No quise hacerlo, pero inevitablemente imaginé ese cuarto oscuro lleno de ratas.

Soñé con ese lugar y desperté de ese sueño muchas veces.

Ahora mismo no termino de espantarlo y quizá por eso lo escribo aquí como una forma de sacármelo de encima.

Como parte de ese mismo sueño, o quizá de otro parecido, heredé al hombre que imagino. Un hombre común y corriente, como cualquiera, sin nada particular, salvo esos bigotes gruesos que, por lo menos a mí, me llamaron la atención.
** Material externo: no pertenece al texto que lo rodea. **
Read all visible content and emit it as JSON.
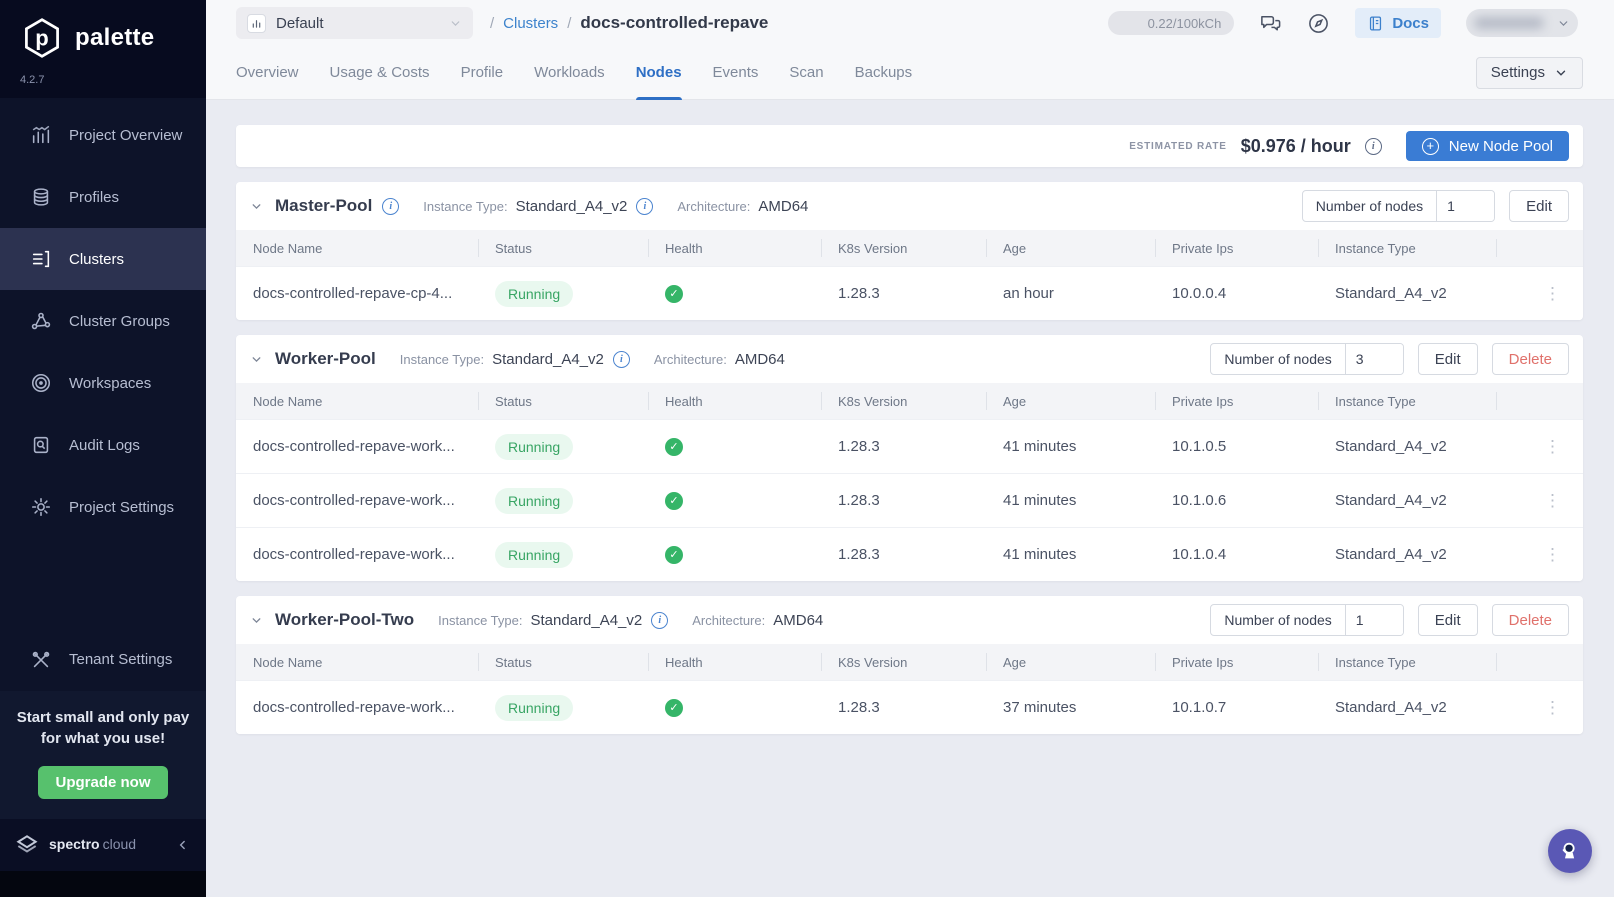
{
  "app": {
    "name": "palette",
    "version": "4.2.7"
  },
  "sidebar": {
    "items": [
      {
        "label": "Project Overview"
      },
      {
        "label": "Profiles"
      },
      {
        "label": "Clusters"
      },
      {
        "label": "Cluster Groups"
      },
      {
        "label": "Workspaces"
      },
      {
        "label": "Audit Logs"
      },
      {
        "label": "Project Settings"
      },
      {
        "label": "Tenant Settings"
      }
    ],
    "active_item": "Clusters",
    "upsell": {
      "text": "Start small and only pay for what you use!",
      "button": "Upgrade now"
    },
    "footer": {
      "brand_primary": "spectro",
      "brand_secondary": "cloud"
    }
  },
  "topbar": {
    "project_selector": {
      "value": "Default"
    },
    "breadcrumb": {
      "slash": "/",
      "root": "Clusters",
      "current": "docs-controlled-repave"
    },
    "usage_badge": "0.22/100kCh",
    "docs_button": "Docs",
    "settings_button": "Settings"
  },
  "tabs": {
    "items": [
      "Overview",
      "Usage & Costs",
      "Profile",
      "Workloads",
      "Nodes",
      "Events",
      "Scan",
      "Backups"
    ],
    "active": "Nodes"
  },
  "rate_bar": {
    "label": "ESTIMATED RATE",
    "value": "$0.976 / hour",
    "new_pool_button": "New Node Pool"
  },
  "table": {
    "headers": [
      "Node Name",
      "Status",
      "Health",
      "K8s Version",
      "Age",
      "Private Ips",
      "Instance Type"
    ]
  },
  "pools": [
    {
      "name": "Master-Pool",
      "instance_type_label": "Instance Type:",
      "instance_type": "Standard_A4_v2",
      "architecture_label": "Architecture:",
      "architecture": "AMD64",
      "nodes_label": "Number of nodes",
      "nodes_value": "1",
      "edit_button": "Edit",
      "rows": [
        {
          "name": "docs-controlled-repave-cp-4...",
          "status": "Running",
          "health": "healthy",
          "k8s_version": "1.28.3",
          "age": "an hour",
          "private_ip": "10.0.0.4",
          "instance_type": "Standard_A4_v2"
        }
      ]
    },
    {
      "name": "Worker-Pool",
      "instance_type_label": "Instance Type:",
      "instance_type": "Standard_A4_v2",
      "architecture_label": "Architecture:",
      "architecture": "AMD64",
      "nodes_label": "Number of nodes",
      "nodes_value": "3",
      "edit_button": "Edit",
      "delete_button": "Delete",
      "rows": [
        {
          "name": "docs-controlled-repave-work...",
          "status": "Running",
          "health": "healthy",
          "k8s_version": "1.28.3",
          "age": "41 minutes",
          "private_ip": "10.1.0.5",
          "instance_type": "Standard_A4_v2"
        },
        {
          "name": "docs-controlled-repave-work...",
          "status": "Running",
          "health": "healthy",
          "k8s_version": "1.28.3",
          "age": "41 minutes",
          "private_ip": "10.1.0.6",
          "instance_type": "Standard_A4_v2"
        },
        {
          "name": "docs-controlled-repave-work...",
          "status": "Running",
          "health": "healthy",
          "k8s_version": "1.28.3",
          "age": "41 minutes",
          "private_ip": "10.1.0.4",
          "instance_type": "Standard_A4_v2"
        }
      ]
    },
    {
      "name": "Worker-Pool-Two",
      "instance_type_label": "Instance Type:",
      "instance_type": "Standard_A4_v2",
      "architecture_label": "Architecture:",
      "architecture": "AMD64",
      "nodes_label": "Number of nodes",
      "nodes_value": "1",
      "edit_button": "Edit",
      "delete_button": "Delete",
      "rows": [
        {
          "name": "docs-controlled-repave-work...",
          "status": "Running",
          "health": "healthy",
          "k8s_version": "1.28.3",
          "age": "37 minutes",
          "private_ip": "10.1.0.7",
          "instance_type": "Standard_A4_v2"
        }
      ]
    }
  ],
  "icons": {
    "health_ok": "check-circle",
    "row_menu": "kebab-vertical",
    "fab": "astronaut"
  },
  "colors": {
    "accent_blue": "#3a7cd4",
    "running_green": "#38a564",
    "health_green": "#35b568",
    "delete_red": "#e0716b",
    "upgrade_green": "#57c16d",
    "fab_purple": "#5a58b5",
    "sidebar_bg": "#0d1329"
  }
}
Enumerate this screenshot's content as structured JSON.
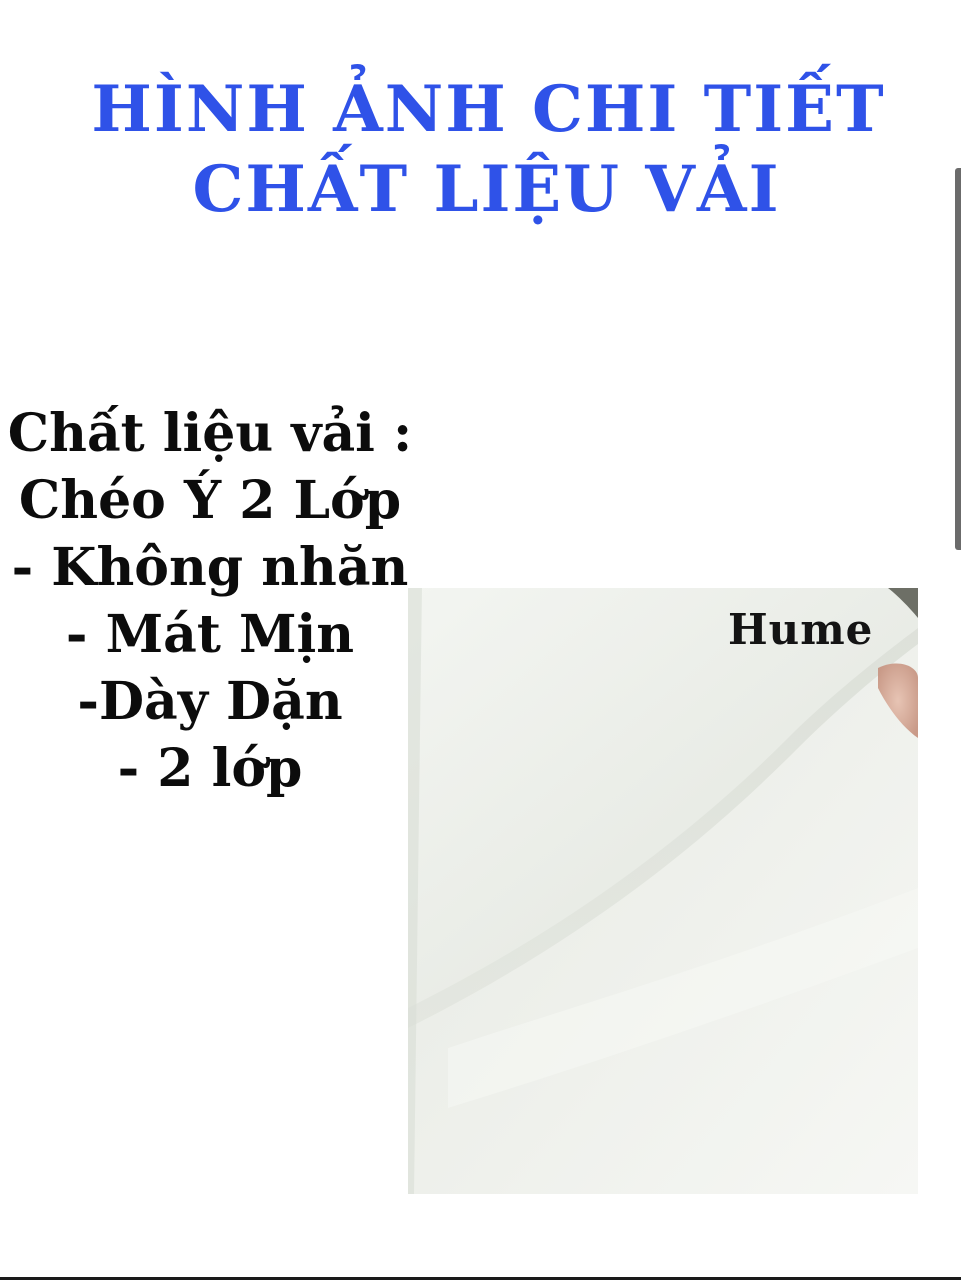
{
  "title": {
    "line1": "HÌNH ẢNH CHI TIẾT",
    "line2": "CHẤT LIỆU VẢI",
    "color": "#2f52e8"
  },
  "spec": {
    "lines": [
      "Chất liệu vải :",
      "Chéo Ý 2 Lớp",
      "- Không nhăn",
      "- Mát Mịn",
      "-Dày Dặn",
      "- 2 lớp"
    ]
  },
  "photo": {
    "watermark": "Hume",
    "subject": "white fabric close-up"
  }
}
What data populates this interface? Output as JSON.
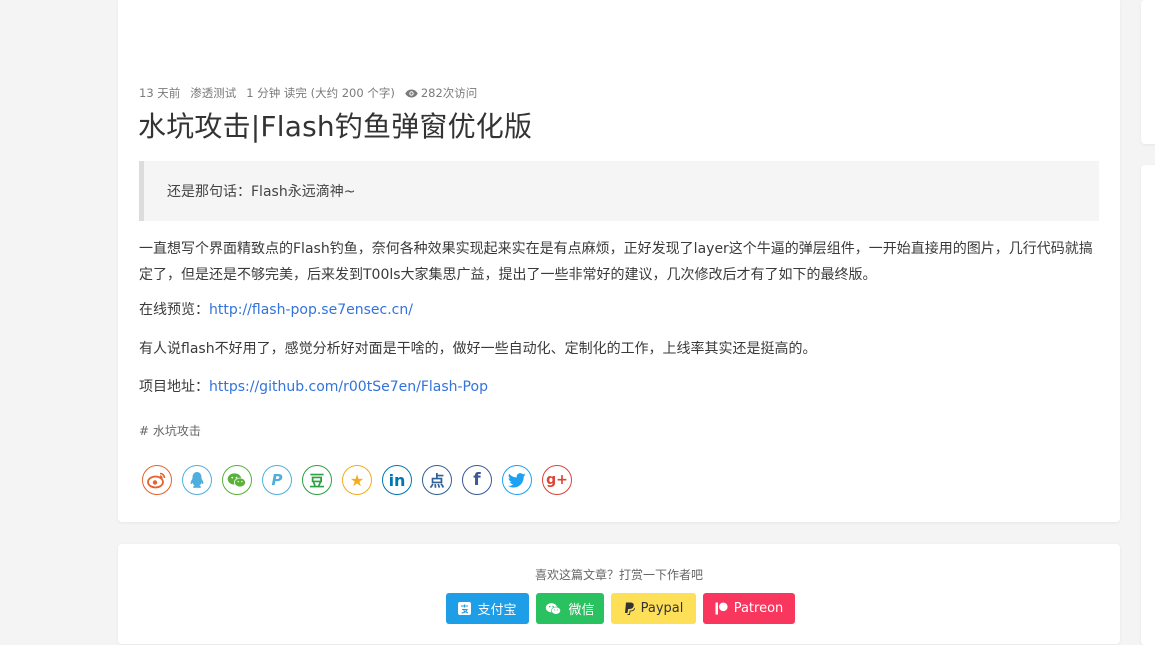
{
  "article": {
    "meta": {
      "date": "13 天前",
      "category": "渗透测试",
      "read_time": "1 分钟 读完 (大约 200 个字)",
      "views": "282次访问"
    },
    "title": "水坑攻击|Flash钓鱼弹窗优化版",
    "quote": "还是那句话：Flash永远滴神~",
    "paragraphs": {
      "p1": "一直想写个界面精致点的Flash钓鱼，奈何各种效果实现起来实在是有点麻烦，正好发现了layer这个牛逼的弹层组件，一开始直接用的图片，几行代码就搞定了，但是还是不够完美，后来发到T00ls大家集思广益，提出了一些非常好的建议，几次修改后才有了如下的最终版。",
      "p2_label": "在线预览：",
      "p2_link": "http://flash-pop.se7ensec.cn/",
      "p3": "有人说flash不好用了，感觉分析好对面是干啥的，做好一些自动化、定制化的工作，上线率其实还是挺高的。",
      "p4_label": "项目地址：",
      "p4_link": "https://github.com/r00tSe7en/Flash-Pop"
    },
    "tag": "# 水坑攻击",
    "share": [
      {
        "icon": "weibo-icon",
        "color": "#e6612e"
      },
      {
        "icon": "qq-icon",
        "color": "#4faede"
      },
      {
        "icon": "wechat-icon",
        "color": "#59b13a"
      },
      {
        "icon": "tencent-weibo-icon",
        "color": "#4faede",
        "glyph": "P"
      },
      {
        "icon": "douban-icon",
        "color": "#2ca144",
        "glyph": "豆"
      },
      {
        "icon": "qzone-icon",
        "color": "#f2ad1b",
        "glyph": "★"
      },
      {
        "icon": "linkedin-icon",
        "color": "#0077b5",
        "glyph": "in"
      },
      {
        "icon": "diandian-icon",
        "color": "#2f6196",
        "glyph": "点"
      },
      {
        "icon": "facebook-icon",
        "color": "#3b5998",
        "glyph": "f"
      },
      {
        "icon": "twitter-icon",
        "color": "#1da1f2"
      },
      {
        "icon": "google-plus-icon",
        "color": "#db4437",
        "glyph": "g+"
      }
    ]
  },
  "reward": {
    "text": "喜欢这篇文章？打赏一下作者吧",
    "buttons": [
      {
        "label": "支付宝",
        "icon": "alipay-icon",
        "color": "#1e9ee6"
      },
      {
        "label": "微信",
        "icon": "wechat-pay-icon",
        "color": "#2ac161"
      },
      {
        "label": "Paypal",
        "icon": "paypal-icon",
        "color": "#fedf58",
        "text_color": "#333"
      },
      {
        "label": "Patreon",
        "icon": "patreon-icon",
        "color": "#f8365e"
      }
    ]
  }
}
Su rostro en la portada de una de esas revistas y sobre su foto un titular en letras blancas que decía: YO TORTURÉ. Abajo otra frase en la que podía leerse: PAVOROSO TESTIMONIO DE FUNCIONARIO DE LOS SERVICIOS DE SEGURIDAD. En el interior venía una separata en la que se publicaba una larga y exclusiva entrevista. En ella el hombre hacía un recorrido por todo su paso como agente de inteligencia, desde que era un joven conscripto de la Fuerza Aérea hasta el momento mismo en el que llegó a dar su testimonio a la revista. Eran hojas y hojas con información detallada sobre lo que había hecho, con nombres de agentes, de prisioneros, de delatores, con direcciones de centros de detención, con la ubicación de lugares donde se enterraron cuerpos, con la especificidad de métodos de tortura, con el relato de muchos operativos. Páginas color celeste, lo recuerdo bien, en las que entré por un momento a una especie de realidad paralela, infinita y oscura, como ese cuarto con el que soñaba. Un universo inquietante que intuíamos ahí afuera, escondido más allá de los límites del liceo y de nuestras casas, en el que todo ocurría bajo una lógica pauteada por las reglas del encierro y las ratas. Una historia de terror contada y protagonizada por un caballero común y corriente, parecido al profe de ciencias naturales, así pensamos, con ese bigote igual de grueso sobre su boca. El hombre que torturaba no hablaba de ratas en la entrevista, pero perfectamente podía ser el domador de todas ellas. Supongo que eso imaginé. A un encantador de ratones interpretando una melodía que obligaba a seguirlo, que no dejaba otra alternativa más que avanzar en fila y entrar a ese lugar perturbador en el que habitaba. No parecía un monstruo o un gigante malévolo, tampoco un psicópata del que había que huir. Ni siquiera se veía como esos carabineros que con bototos, casco y escudo, nos daban de lumazos en las manifestaciones callejeras. El hombre que torturaba podía ser cualquiera. Incluso nuestro profesor del liceo.